Adet Öncesi Gerginliği

Adet kanamasını pek çok kadın can sıkıcı bulur. Adet, doğurganlığın önemli bir göstergesidir. Her kadın, kendisine verilmiş en değerli ayrıcalık olan doğurganlığının bu belirtisi ile barışık olmalıdır. Adet kanamasını bir sıkıntı kaynağı gibi algılamak, adet ağrıları ve adet öncesi gerginliğinin en önemli nedenidir.

Adet öncesi gerginliği sendromu, tıbbi literatürde premenstrüel sendrom olarak adlandırılır ve PMS olarak kısaltılır. Adet öncesi gerginliği, adet dönemi öncesinde her dört kadından üçünü etkiler. Yüz kadından doksanı ömrünün en azından bir kısmında adet öncesi gerginliği sendromu yaşamıştır.

Adet kanaması yaklaşırken bazı kadınlarda değişen hormon düzeylerine bağlı olarak bazı şikayetler ortaya çıkar. Bu kadınların yarısında yakınmalar hafiftir ve kişinin günlük yaşantısını etkilemez. Diğer yarısında ise depresyon da dahil olmak üzere çok daha ciddi şikayetler ortaya çıkar.

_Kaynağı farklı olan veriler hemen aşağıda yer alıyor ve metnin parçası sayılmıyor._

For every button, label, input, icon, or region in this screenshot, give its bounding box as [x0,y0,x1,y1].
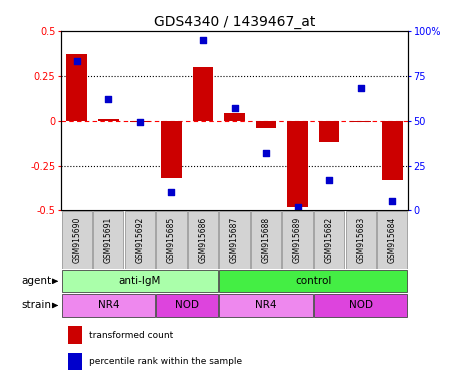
Text: agent: agent [22,276,52,286]
Text: control: control [295,276,332,286]
Bar [314,211,344,268]
Text: GSM915691: GSM915691 [104,217,113,263]
Bar [68,326,82,344]
Point [231,105,238,111]
Bar [93,211,123,268]
Text: GSM915683: GSM915683 [356,217,365,263]
Text: GSM915689: GSM915689 [293,217,302,263]
Point [105,96,112,102]
Bar [224,113,245,121]
Bar [314,295,408,316]
Text: GSM915684: GSM915684 [388,217,397,263]
Bar [346,211,376,268]
Bar [219,295,313,316]
Bar [161,121,182,178]
Bar [61,211,92,268]
Text: transformed count: transformed count [89,331,173,340]
Text: anti-IgM: anti-IgM [119,276,161,286]
Text: GSM915686: GSM915686 [198,217,207,263]
Text: strain: strain [22,300,52,311]
Text: GSM915688: GSM915688 [262,217,271,263]
Text: NOD: NOD [175,300,199,311]
Text: GSM915685: GSM915685 [167,217,176,263]
Text: NR4: NR4 [98,300,119,311]
Point [136,119,144,126]
Bar [61,270,218,292]
Bar [129,121,150,122]
Text: GSM915682: GSM915682 [325,217,333,263]
Point [294,204,302,210]
Text: GSM915687: GSM915687 [230,217,239,263]
Bar [98,119,119,121]
Bar [377,211,408,268]
Point [167,189,175,195]
Text: GDS4340 / 1439467_at: GDS4340 / 1439467_at [154,15,315,29]
Bar [156,295,218,316]
Point [73,58,81,65]
Bar [156,211,187,268]
Bar [67,54,87,121]
Point [199,36,207,43]
Text: percentile rank within the sample: percentile rank within the sample [89,357,242,366]
Text: GSM915692: GSM915692 [136,217,144,263]
Text: NOD: NOD [349,300,373,311]
Bar [350,121,371,122]
Bar [382,121,402,180]
Bar [219,211,250,268]
Point [262,150,270,156]
Point [325,177,333,183]
Bar [68,353,82,371]
Point [357,85,364,91]
Bar [188,211,218,268]
Bar [125,211,155,268]
Bar [219,270,408,292]
Text: NR4: NR4 [255,300,277,311]
Point [388,199,396,205]
Text: GSM915690: GSM915690 [72,217,81,263]
Bar [251,211,281,268]
Bar [61,295,155,316]
Bar [256,121,276,128]
Bar [319,121,340,142]
Bar [193,67,213,121]
Bar [287,121,308,207]
Bar [282,211,313,268]
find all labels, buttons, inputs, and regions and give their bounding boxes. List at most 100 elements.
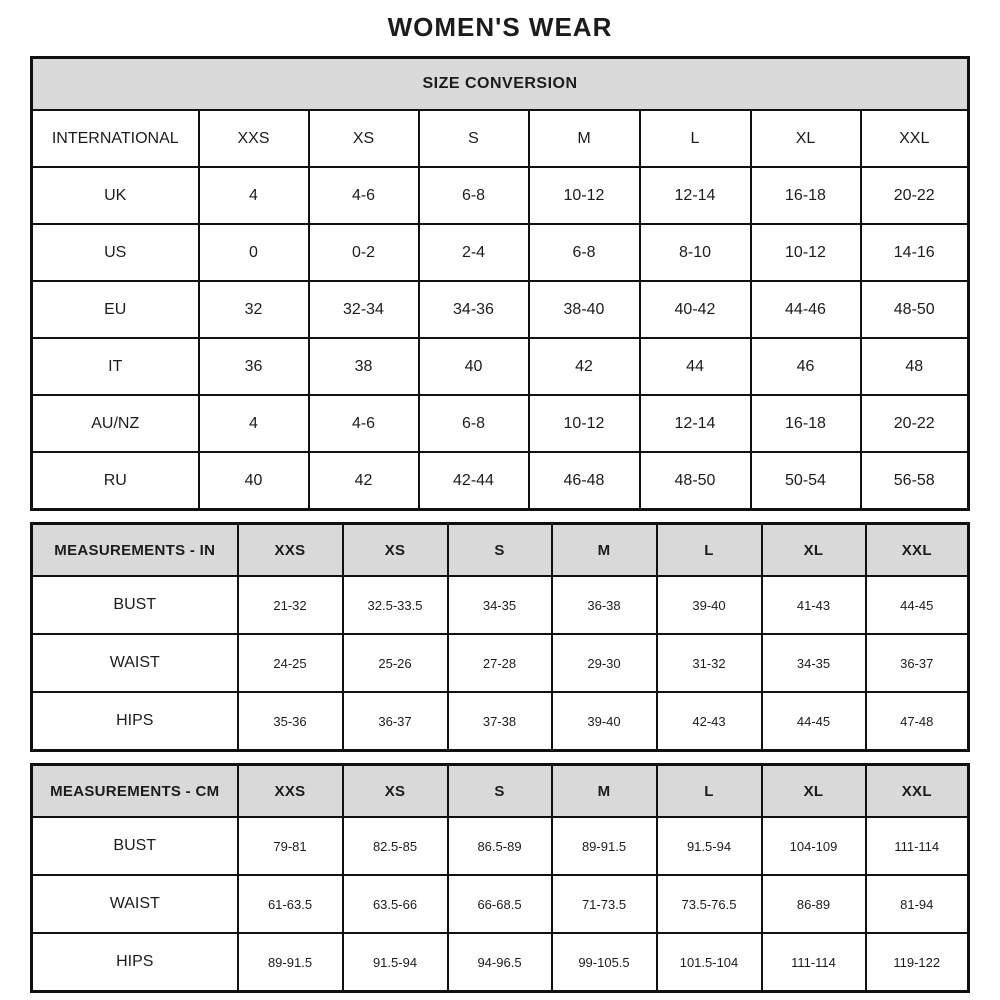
measurements-cm-row: HIPS 89-91.5 91.5-94 94-96.5 99-105.5 101.5-1… xyxy=(30,932,970,993)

PMS nedenlerini bulmaya yönelik çalışmalar bu hastalığın altında yatan faktörleri tam olarak ortaya koyamamıştır. Ancak bazı teoriler mevcuttur. Yumurtlamayı önleyen bazı hormonların verilmesi halinde PMS belirtileri azalmaktadır. Buna göre üreme hormonları PMS’ye neden olabilir, ancak bu rolün ne olduğu açıklanamamıştır. PMS’nin bu hormonlar ile sinirlerde iletimi sağlayan bazı maddelerin ortak hareket etmesi sonucu ortaya çıktığı yönünde güçlü bulgular vardır. En çok suçlanan maddeler GABA ve serotonin adı verilenlerdir. Bazı araştırmacılar ise kalsiyum ve magnezyum dengesindeki bozukluğun PMS tablosuna yol açtığına inanmaktadırlar. Bu iki mineralin vücuttaki dağılımı sinir hücreleri arasındaki iletişimi etkileyerek tabloya neden olabilir. Bu araştırmacılar PMS’li kadınlarda magnezyum eksikliği ya da kalsiyum fazlalığının şikayetleri yarattığını öne sürmektedirler. PMS oluşumunda öne sürülen bir diğer neden de stress hormonlarıdır.Bu hormonların fazlalığı şikayetlerin daha yoğun yaşanmasına neden olabilir. PMS etiyolojisinde vücutta salgılanan hemen hemen tüm hormon ve maddeler suçlanmaktadır. Ancak kanıtlanmış bir neden bulunamamıştır.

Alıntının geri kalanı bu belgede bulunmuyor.